The need to support the development of Intercultural Competence in the Erasmus Mundus (EM) programme was identified by the Erasmus Mundus alumni taking part in this project proposal (Dane Lukic, Maria Yarosh, Helena Martins and Melina Solari). Having all experienced EM programmes, they recognised the need for supporting Intercultural Competence development in EM. This idea, articulated in the first issue of the Erasmus Mundus Alumni Association Magazine (EMANATE), prompted a background study to explore the present status of Intercultural Competence and quantitatively test the real need for Intercultural Competence training in EM programmes. The study was carried out during the period December 2010 to February 2012 by the four core partner institutions: Glasgow Caledonian University, University of Deusto, University of Porto and University for Peace. The objective of the background study was to identify the existing support provisions for Intercultural Competence in different Erasmus Mundus Master courses (EMMCs) and the needs and opinions of students and alumni in relation to Intercultural Competence and training. Data was gathered through a training needs analysis survey instrument distributed to EM students and alumni via Erasmus Mundus Association newsletters and the Coordinators of all EMMCs.
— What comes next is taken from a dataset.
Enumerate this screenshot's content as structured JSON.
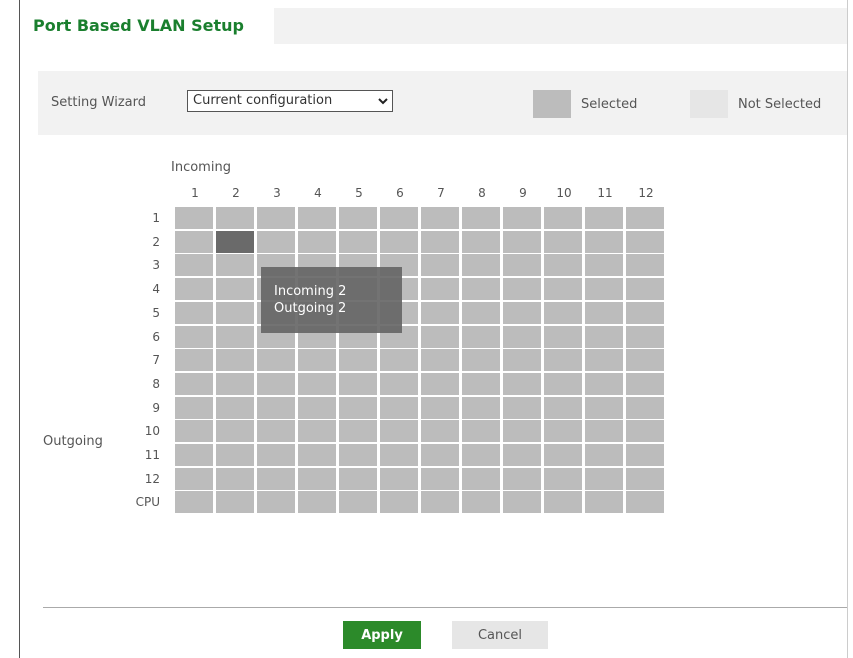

The training needs analysis study involved 626 participants from 72 EM programmes; 48,7% were female and 50,6% were male (0,6% of respondents did not reply to this item). Respondent ages varied between 18 and 52 years (Mean=27,58, SD=4,41, Mode=25). Participants were from 109 different countries of origin (distribution by continent is shown in Figure 1) and spoke 99 different native languages.
First year students, second year students and alumni represented 32,6%, 27,5% and 38,2% of the participant sample, respectively (1,8% of respondents did not indicate their status (missing responses).
Nearly half of the students (51,6%) had already lived in a foreign country before joining their EM programme, but only about a quarter of them (25,4%) had received any intercultural training prior to the EM Course. Nearly all respondents (93,37%) indicated that there were situations where they had experienced intercultural issues during their EM Courses. Various intercultural issues in different situations and contexts during the EM period were noted (Figure 2).
The overwhelming majority (97%) of these students indicated that, in their opinion, the provision of an Intercultural Competence training programme would be beneficial: only 3% thought the existence of such a programme would not really make a difference. Figure 3 shows the main benefits respondents believed Intercultural Competence training would bring.
The background study showed that there is a high need for increasing the understanding of and developing training support for Intercultural Competence within the EM programmes. The EMIC project and the network composition were developed on the basis of the results of the EMIC background study.